Ein weiterer Vorteil ist der geringe Zeitaufwand. Wenn der entscheidende Anpassungsreiz nach ungefähr zehn Minuten abnimmt, lassen sich kurze Einheiten relativ unkompliziert in den Alltag integrieren.
Meine Erfahrungen
Ich selbst nutze Kollagentraining bereits seit mehreren Jahren immer wieder in bestimmten Trainingsphasen und habe damit gute Erfahrungen gemacht. Dabei trainiere ich nicht das ganze Jahr über auf diese Weise.
Aktuell nutze ich einen Dynamometer, um meine Kraftwerte genauer zu erfassen. Für mich ist dabei besonders interessant, dass sich Fortschritte viel genauer nachvollziehen lassen als nur über Zusatzgewicht beim Hängen. Auch die Belastungsintensität lässt sich dadurch besser einschätzen. Bei mir fühlen sich etwa 30 Prozent der maximalen Kraft aktuell angenehm an, während 40 Prozent bereits deutlich unangenehmer werden. Das ist allerdings individuell.

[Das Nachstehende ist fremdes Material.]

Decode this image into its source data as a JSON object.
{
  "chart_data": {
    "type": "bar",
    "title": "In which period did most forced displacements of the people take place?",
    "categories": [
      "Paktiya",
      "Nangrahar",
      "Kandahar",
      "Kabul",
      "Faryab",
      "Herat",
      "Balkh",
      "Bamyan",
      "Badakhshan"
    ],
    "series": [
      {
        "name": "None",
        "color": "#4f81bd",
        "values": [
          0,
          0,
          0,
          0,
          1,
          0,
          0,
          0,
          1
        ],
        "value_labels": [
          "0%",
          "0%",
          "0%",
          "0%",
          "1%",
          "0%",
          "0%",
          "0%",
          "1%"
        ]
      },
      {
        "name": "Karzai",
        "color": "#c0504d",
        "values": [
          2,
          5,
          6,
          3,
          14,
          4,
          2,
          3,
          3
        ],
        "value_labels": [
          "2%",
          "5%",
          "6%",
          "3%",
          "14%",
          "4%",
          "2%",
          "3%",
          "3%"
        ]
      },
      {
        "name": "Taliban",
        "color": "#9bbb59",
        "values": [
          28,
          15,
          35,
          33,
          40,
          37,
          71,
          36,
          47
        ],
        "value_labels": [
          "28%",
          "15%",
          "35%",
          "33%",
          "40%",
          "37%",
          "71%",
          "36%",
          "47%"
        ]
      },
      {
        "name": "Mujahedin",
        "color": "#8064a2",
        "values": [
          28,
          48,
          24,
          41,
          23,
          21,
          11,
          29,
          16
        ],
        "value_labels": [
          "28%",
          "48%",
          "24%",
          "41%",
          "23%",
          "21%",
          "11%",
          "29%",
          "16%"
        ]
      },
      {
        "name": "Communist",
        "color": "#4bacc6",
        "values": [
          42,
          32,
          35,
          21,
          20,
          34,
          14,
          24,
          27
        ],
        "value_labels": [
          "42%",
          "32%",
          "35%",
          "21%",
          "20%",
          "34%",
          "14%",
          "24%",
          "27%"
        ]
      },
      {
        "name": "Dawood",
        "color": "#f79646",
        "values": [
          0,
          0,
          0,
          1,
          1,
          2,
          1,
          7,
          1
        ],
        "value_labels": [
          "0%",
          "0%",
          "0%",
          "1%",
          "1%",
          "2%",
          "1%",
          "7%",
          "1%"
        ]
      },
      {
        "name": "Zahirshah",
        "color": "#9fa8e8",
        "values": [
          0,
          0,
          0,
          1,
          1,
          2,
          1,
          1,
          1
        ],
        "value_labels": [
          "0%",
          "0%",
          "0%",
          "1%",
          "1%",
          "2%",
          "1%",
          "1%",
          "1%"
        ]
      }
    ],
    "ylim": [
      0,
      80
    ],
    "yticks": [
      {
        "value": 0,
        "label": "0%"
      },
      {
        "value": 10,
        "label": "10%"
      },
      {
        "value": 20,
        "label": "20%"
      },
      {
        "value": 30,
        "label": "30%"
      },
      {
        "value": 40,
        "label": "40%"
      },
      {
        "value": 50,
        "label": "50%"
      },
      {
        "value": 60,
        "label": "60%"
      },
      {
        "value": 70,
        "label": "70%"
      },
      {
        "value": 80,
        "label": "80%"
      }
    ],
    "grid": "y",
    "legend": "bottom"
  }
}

Die Messungen zeigen außerdem, dass unterschiedliche Bewegungsrichtungen zu unterschiedlichen Kraftwerten führen können, weil jeweils andere Muskeln und Teile der Schulterkette an der Bewegung beteiligt sind.
Zahlen können zusätzlich motivieren
Ein unerwarteter Vorteil der Messung ist für mich der Motivationsfaktor. Schon kleine Veränderungen werden sichtbar: ein halbes Kilogramm, ein Kilogramm oder mehr zusätzliche Kraft. Dadurch wird die eigene Entwicklung unmittelbar nachvollziehbar. Gerade diese objektiven Zahlen können einen zusätzlichen Anreiz schaffen, das Training konsequent weiterzuführen.
Fazit
Die No-Hangs-Studie sollte aufgrund ihrer methodischen Schwächen nicht als eindeutiger Beleg für die Wirksamkeit des Trainings verstanden werden. Gleichzeitig gibt es interessante wissenschaftliche Grundlagen und praktische Erfahrungen, die das Konzept weiterhin spannend machen.
Für mich liegt der größte Vorteil des Kollagentrainings in der Kombination aus geringer Belastung, wenig Zeitaufwand und einfacher Integration in das Training. Wobei ich persönlich eine wesentlich Verbesserung der Sehnensteifigkeit empfinde. Die tatsächlichen Anpassungen und die optimale Dosierung sind wissenschaftlich allerdings noch nicht abschließend geklärt.